Der erste Schritt, sagt Chan, wird sein, Planetary auszustellen, wenn das Museum 2014 nach Renovierungsarbeiten wiedereröffnet wird. Es wird auf iPads angezeigt, damit Besucher mit der Software interagieren können. Der nächste Schritt wird sein, Planetary für neue Zwecke zu modifizieren. Die App visualisiert Zusammenhänge zwischen Daten, die sich momentan ausschließlich auf Musik konzentrieren. Die Kuratoren von Cooper-Hewitt planen, eine neue Version von Planetary zu erstellen, die Informationen zu den 217.000 Artefakten des Museums enthält. Ein Großteil der Bestände befindet sich im Lager, von denen etwa die Hälfte als Bild auf der Website des Museums zu sehen ist. Chan sieht Planetary als Werkzeug vor, das den Besuchern den virtuellen Zugriff auf die gesamte Sammlung ermöglicht.
„Wenn Sie die Sammlung als Ganzes betrachten, sehen Sie Zusammenhänge“, sagt er. „Sie können soziale Verbindungen zwischen Menschen und Dingen abbilden. Warum hat diese Person in den 1930er Jahren so viele Dinge gespendet und dann aufgehört? Wann wurden Stühle so beliebt? Das Vergrößern und Verkleinern gibt den Wissenschaftlern neue Fragen und der Öffentlichkeit eine neue Art, die Sammlung zu erleben. “
Planetary symbolisiert auch einen bedeutenden Trend im Software-Design: Es ähnelt einem Videospiel. "Es gibt eine Tendenz zu spielerischen Dingen", sagt Ben Cerveny, einer der Erfinder von Planetary. "Wir entfernen uns von starren Gittern von Ikonen."

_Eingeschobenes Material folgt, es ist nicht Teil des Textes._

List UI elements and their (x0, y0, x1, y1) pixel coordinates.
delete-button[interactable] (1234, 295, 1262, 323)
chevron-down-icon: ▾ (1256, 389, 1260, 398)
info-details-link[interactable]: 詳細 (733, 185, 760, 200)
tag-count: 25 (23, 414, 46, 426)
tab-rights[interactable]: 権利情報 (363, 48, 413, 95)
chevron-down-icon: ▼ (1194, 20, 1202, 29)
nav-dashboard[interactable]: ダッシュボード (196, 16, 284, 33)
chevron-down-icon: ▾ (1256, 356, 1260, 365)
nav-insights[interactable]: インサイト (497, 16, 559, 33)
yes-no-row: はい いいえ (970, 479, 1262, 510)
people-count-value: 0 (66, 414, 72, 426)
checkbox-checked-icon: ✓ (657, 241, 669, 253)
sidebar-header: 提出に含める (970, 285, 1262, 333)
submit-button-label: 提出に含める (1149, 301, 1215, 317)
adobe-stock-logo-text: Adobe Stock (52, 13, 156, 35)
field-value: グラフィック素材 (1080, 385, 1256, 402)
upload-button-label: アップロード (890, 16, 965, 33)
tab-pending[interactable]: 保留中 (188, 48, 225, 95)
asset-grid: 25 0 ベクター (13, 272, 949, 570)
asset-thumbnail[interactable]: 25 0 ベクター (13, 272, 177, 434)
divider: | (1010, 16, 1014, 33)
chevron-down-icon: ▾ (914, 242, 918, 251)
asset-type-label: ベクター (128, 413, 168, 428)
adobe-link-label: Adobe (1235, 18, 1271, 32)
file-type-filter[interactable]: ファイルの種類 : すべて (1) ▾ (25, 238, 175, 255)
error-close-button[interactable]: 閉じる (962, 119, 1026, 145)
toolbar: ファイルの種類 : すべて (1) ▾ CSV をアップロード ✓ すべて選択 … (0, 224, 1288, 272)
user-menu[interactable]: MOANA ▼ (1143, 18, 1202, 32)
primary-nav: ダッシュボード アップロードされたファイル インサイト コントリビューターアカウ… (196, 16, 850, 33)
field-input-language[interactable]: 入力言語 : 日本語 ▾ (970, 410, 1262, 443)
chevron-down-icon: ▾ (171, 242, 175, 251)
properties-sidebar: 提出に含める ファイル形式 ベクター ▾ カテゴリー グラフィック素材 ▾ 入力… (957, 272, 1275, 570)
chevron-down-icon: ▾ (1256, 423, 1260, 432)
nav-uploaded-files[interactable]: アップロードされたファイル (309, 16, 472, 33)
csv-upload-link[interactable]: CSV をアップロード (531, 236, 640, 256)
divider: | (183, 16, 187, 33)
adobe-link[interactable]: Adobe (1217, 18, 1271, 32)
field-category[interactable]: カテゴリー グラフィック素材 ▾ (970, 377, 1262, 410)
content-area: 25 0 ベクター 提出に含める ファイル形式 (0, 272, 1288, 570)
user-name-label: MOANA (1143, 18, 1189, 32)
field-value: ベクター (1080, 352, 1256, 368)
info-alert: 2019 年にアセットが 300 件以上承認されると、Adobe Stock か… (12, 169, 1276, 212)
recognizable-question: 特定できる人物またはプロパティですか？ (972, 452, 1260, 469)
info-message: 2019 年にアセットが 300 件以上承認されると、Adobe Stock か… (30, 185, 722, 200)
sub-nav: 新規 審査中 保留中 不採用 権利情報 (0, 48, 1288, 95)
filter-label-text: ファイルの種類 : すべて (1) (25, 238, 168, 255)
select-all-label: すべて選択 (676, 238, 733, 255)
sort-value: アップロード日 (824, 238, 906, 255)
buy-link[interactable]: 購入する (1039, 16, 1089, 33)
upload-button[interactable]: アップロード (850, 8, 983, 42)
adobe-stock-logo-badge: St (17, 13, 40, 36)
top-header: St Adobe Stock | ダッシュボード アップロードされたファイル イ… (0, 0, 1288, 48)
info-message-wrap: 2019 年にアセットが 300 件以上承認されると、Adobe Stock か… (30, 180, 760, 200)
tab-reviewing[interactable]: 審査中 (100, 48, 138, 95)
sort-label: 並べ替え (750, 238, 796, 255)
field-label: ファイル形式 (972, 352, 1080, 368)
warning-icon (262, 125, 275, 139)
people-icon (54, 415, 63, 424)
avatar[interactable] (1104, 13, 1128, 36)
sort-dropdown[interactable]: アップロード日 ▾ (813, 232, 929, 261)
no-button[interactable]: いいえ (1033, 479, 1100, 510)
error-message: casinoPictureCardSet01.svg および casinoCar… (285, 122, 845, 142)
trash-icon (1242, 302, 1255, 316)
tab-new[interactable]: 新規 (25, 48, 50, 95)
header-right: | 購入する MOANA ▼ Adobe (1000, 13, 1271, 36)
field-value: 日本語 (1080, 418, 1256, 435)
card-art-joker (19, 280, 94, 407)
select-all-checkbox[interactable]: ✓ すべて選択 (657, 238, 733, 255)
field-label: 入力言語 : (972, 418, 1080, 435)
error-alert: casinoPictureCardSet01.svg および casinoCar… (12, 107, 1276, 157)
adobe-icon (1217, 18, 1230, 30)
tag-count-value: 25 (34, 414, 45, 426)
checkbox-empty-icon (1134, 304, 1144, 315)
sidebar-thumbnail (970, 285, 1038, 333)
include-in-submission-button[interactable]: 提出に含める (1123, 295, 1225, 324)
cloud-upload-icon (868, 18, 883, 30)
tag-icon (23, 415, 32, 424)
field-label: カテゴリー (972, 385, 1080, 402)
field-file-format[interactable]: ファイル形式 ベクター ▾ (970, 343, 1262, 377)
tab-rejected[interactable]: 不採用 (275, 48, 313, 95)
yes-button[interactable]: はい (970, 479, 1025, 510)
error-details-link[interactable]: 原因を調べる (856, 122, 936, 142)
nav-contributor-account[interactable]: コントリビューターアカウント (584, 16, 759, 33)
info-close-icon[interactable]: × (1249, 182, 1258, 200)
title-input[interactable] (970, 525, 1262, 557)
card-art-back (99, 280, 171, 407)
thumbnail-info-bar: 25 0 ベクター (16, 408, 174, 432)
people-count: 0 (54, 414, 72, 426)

Gleichzeitig erwirbt Cooper-Hewitt auch die mit Software verbundenen Probleme - einschließlich der geplanten Überalterung. Sicher, Planetary läuft auf den heutigen iPads. Aber was passiert, wenn Apple weitermacht? Das Unternehmen hat in der Vergangenheit alte Hardware und Betriebssysteme aufgegeben. Ihre alten Apps werden auf den neueren Geräten von Apple möglicherweise nicht immer unterstützt. "Ich behaupte nicht, dass wir es herausgefunden haben", sagt Cope. "Die Wahrheit ist, niemand hat."
Der vielleicht innovativste Teil ist, dass Planetary der Welt gehören wird: Wenn die Kuratoren es am 27. August veröffentlichen (zufällig in Übereinstimmung mit der engsten Annäherung des Planeten Neptun an die Erde), werden sie es als Open Source anbieten - das erste Mal, dass ein Design entsteht Das Museum hat aktuelle Software zur Verfügung gestellt. Geeks weltweit können es dann herunterladen und modifizieren - vielleicht durch Visualisierung von Büchersammlungen oder einer Konstellation von Genomen. In den kommenden Jahren können öffentlich interessierte Nerds „Emulatoren“ erstellen - eine Software, die auf modernen Computern ausgeführt wird, aber das heutige iPad emuliert. So können die Menschen von nun an sehen, wie Planetary im Jahr 2013 ausgesehen hat.
Der Cooper-Hewitt wird es besitzen - aber jeder wird es auch. Infolgedessen wird Planetary ein sich unendlich entwickelndes Stück Design.